Several leaders argue that the burden to generate funds for transportation should not fall on the shoulders of local jurisdictions.

“That’s not their responsibility,” argued Joseph Vinsh with the Tri-Cities Metropolitan Planning Organization. “That responsibility rests with the legislature.”

However, Governor Bob McDonnell said Virginia is running out of resources in the midst of a transportation funding crisis, where maintenance funds are dwindling.

 “I understand…if you have a road that’s free now, nobody wants to pay more,” argued the governor.  “But we’ve got to make numerous safety improvements to that road, it’s the busiest road on the East coast and this is a reasonable way to get that done.”

Localities also defended Sussex County, where VDOT plans to build the two-way toll plaza near the North Carolina border.

The toll will cost passenger vehicles $4 and large trucks $12.  The Metropolitan Planning Organization argued the toll will create a huge economic burden for Sussex County, one of the state’s poorest regions, according to the 2010 U.S. Census.

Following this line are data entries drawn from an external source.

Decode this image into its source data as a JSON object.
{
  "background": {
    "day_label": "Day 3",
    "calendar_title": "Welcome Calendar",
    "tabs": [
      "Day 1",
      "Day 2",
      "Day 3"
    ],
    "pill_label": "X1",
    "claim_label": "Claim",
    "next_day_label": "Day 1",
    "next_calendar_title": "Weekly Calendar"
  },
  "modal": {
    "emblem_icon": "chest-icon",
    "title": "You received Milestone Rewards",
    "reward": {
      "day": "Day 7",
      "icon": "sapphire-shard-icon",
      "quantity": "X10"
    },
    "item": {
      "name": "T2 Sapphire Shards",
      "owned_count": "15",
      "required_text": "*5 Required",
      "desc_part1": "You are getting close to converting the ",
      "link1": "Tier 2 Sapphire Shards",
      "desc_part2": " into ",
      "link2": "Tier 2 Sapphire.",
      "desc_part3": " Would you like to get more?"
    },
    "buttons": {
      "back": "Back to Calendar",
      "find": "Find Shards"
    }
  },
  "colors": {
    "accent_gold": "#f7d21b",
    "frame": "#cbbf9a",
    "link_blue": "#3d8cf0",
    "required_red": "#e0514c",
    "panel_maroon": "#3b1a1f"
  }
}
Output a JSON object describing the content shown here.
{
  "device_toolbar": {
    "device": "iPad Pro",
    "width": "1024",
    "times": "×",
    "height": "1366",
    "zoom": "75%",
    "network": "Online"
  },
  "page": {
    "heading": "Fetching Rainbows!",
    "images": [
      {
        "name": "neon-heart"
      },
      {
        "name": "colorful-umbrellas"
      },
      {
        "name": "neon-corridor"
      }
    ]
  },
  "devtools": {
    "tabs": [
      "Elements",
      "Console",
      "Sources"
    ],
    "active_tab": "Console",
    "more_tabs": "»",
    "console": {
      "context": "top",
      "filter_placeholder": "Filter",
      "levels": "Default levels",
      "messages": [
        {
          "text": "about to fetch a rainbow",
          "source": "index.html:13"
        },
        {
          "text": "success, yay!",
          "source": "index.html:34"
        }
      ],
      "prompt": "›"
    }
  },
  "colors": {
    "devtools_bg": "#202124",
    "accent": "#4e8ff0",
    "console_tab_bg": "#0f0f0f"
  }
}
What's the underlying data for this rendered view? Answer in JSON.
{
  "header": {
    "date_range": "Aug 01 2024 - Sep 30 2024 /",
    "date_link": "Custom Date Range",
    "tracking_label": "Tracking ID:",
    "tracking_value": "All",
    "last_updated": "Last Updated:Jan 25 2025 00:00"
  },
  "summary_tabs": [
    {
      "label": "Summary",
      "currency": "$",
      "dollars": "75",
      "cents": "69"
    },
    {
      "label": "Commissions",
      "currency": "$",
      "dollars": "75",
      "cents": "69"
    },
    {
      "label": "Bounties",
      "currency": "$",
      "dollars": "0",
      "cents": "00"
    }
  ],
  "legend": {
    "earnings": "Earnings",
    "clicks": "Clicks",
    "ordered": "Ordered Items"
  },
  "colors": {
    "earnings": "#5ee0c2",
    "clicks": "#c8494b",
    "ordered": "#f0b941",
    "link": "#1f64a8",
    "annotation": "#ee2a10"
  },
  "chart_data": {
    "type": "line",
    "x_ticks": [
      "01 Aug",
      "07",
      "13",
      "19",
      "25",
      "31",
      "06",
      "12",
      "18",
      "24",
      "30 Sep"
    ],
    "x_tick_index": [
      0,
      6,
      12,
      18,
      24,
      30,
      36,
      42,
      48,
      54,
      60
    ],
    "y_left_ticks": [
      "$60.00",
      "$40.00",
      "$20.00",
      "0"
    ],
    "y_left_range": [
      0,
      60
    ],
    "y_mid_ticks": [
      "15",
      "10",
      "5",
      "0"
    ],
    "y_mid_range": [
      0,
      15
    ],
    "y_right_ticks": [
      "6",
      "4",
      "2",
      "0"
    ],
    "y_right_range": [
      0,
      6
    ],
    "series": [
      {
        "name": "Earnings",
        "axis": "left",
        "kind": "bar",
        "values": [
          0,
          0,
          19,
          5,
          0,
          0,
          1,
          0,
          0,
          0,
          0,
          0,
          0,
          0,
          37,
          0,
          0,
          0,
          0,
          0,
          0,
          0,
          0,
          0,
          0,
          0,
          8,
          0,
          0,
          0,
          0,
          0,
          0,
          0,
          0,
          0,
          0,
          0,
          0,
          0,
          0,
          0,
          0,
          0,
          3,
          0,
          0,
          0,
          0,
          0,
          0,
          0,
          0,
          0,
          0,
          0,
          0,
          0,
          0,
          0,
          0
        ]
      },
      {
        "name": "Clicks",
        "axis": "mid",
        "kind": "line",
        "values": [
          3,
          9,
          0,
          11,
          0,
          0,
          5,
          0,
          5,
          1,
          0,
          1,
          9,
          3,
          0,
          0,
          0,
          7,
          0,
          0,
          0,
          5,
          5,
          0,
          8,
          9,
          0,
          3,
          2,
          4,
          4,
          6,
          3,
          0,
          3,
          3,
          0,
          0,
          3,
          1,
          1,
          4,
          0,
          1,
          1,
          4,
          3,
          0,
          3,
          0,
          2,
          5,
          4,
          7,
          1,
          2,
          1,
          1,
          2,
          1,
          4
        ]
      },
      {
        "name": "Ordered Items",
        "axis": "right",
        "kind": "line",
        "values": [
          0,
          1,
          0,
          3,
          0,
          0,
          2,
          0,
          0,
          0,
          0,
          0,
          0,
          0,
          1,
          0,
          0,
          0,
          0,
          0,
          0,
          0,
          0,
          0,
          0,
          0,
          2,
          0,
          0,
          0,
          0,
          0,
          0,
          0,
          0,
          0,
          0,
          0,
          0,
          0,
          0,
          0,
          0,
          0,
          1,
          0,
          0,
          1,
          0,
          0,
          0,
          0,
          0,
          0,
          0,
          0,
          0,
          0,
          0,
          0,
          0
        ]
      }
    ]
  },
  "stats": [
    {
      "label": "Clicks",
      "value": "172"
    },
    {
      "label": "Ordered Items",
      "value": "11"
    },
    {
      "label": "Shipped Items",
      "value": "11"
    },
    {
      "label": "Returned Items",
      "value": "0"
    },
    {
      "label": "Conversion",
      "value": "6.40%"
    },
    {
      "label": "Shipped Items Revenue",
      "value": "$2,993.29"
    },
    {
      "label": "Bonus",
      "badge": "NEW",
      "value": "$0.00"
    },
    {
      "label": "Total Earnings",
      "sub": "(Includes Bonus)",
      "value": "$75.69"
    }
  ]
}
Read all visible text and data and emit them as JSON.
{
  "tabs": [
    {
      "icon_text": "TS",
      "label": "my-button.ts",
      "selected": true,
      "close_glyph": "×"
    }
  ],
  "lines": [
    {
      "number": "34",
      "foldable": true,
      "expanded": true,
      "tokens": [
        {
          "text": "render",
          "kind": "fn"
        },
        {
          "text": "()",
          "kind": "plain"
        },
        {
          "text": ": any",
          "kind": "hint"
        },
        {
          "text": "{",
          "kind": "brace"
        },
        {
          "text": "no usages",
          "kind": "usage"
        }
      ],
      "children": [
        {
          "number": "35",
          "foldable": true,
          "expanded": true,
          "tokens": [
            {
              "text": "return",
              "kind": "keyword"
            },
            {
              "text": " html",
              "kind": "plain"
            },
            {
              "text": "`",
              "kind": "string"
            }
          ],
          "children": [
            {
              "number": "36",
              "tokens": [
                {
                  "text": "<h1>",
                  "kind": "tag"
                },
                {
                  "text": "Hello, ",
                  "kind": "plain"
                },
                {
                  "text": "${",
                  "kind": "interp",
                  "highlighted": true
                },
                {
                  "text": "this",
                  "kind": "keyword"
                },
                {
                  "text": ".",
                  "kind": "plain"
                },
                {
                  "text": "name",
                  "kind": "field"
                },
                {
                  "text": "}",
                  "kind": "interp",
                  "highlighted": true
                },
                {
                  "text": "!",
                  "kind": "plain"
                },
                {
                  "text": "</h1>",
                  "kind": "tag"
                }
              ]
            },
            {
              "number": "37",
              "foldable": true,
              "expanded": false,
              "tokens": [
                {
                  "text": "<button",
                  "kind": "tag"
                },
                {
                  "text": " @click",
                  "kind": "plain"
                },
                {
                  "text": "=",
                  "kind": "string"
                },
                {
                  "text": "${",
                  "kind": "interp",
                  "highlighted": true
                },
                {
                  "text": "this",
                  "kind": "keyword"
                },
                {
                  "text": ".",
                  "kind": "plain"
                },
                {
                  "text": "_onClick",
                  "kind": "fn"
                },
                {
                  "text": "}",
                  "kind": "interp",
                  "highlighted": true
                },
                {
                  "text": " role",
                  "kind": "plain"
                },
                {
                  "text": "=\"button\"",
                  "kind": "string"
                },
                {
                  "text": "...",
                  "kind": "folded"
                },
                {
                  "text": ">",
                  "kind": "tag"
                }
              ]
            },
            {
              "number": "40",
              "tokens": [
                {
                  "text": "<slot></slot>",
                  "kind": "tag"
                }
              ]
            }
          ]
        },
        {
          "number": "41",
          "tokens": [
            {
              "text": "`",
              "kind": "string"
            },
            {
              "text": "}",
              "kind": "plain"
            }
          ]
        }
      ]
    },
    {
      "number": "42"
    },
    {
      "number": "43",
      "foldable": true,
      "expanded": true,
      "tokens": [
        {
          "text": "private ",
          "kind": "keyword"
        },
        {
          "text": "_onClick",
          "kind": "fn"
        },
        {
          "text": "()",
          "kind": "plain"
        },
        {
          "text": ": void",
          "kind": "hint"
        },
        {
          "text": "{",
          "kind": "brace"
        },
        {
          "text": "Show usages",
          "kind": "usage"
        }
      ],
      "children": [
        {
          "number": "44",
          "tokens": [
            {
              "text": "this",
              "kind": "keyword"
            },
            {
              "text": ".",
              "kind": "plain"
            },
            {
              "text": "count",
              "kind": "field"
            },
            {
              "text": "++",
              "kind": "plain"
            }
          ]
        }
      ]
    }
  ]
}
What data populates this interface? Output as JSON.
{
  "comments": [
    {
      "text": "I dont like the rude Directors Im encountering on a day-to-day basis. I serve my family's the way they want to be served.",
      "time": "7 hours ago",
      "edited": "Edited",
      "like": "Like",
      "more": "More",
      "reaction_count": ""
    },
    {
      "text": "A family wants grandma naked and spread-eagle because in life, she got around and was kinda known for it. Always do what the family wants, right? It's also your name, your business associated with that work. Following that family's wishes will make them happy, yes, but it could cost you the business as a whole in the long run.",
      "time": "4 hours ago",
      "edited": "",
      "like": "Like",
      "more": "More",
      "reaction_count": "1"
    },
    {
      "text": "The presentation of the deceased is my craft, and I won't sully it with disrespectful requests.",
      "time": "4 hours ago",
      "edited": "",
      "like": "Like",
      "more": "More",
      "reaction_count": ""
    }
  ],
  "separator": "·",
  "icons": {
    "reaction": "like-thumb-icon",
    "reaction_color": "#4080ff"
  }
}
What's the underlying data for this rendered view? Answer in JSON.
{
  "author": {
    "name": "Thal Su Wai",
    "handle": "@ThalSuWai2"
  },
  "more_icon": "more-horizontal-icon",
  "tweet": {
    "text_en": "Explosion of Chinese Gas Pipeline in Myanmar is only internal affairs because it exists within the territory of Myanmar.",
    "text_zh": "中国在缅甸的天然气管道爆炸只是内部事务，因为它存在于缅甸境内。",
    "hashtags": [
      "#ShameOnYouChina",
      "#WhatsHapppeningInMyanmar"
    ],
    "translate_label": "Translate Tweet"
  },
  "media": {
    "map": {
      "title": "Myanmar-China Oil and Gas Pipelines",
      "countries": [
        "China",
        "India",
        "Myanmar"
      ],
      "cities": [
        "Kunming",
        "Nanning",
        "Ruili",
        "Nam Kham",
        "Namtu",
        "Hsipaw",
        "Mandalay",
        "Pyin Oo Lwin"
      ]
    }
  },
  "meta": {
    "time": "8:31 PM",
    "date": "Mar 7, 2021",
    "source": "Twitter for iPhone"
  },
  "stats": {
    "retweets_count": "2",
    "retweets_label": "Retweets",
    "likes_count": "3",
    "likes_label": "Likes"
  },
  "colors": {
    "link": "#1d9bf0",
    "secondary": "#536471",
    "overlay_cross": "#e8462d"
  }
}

 “You have a depressed area of Virginia and now you’re going to exasperate the economic problems,” said Dennis Morris, executive director of the Metropolitan Planning Organization.

The MPO has submitted resolutions to VDOT, arguing the state agency has also failed to look at the environmental impact on the region or problems that will be caused by diversion traffic trying to avoid the tolls.

Virginia is one of three states, along with North Carolina and Missouri, that applied to the Federal Highway Administration for permission to build toll plazas.

McDonnell argued thousands of out-of-state commuters use I-95 and should help to pay for transportation costs.

“The bottom line is we don’t have another good way of paying for it,” said McDonnell.  “If people want to use I-95, then they pay a toll, if you don’t want to pay a toll, don’t use 95.”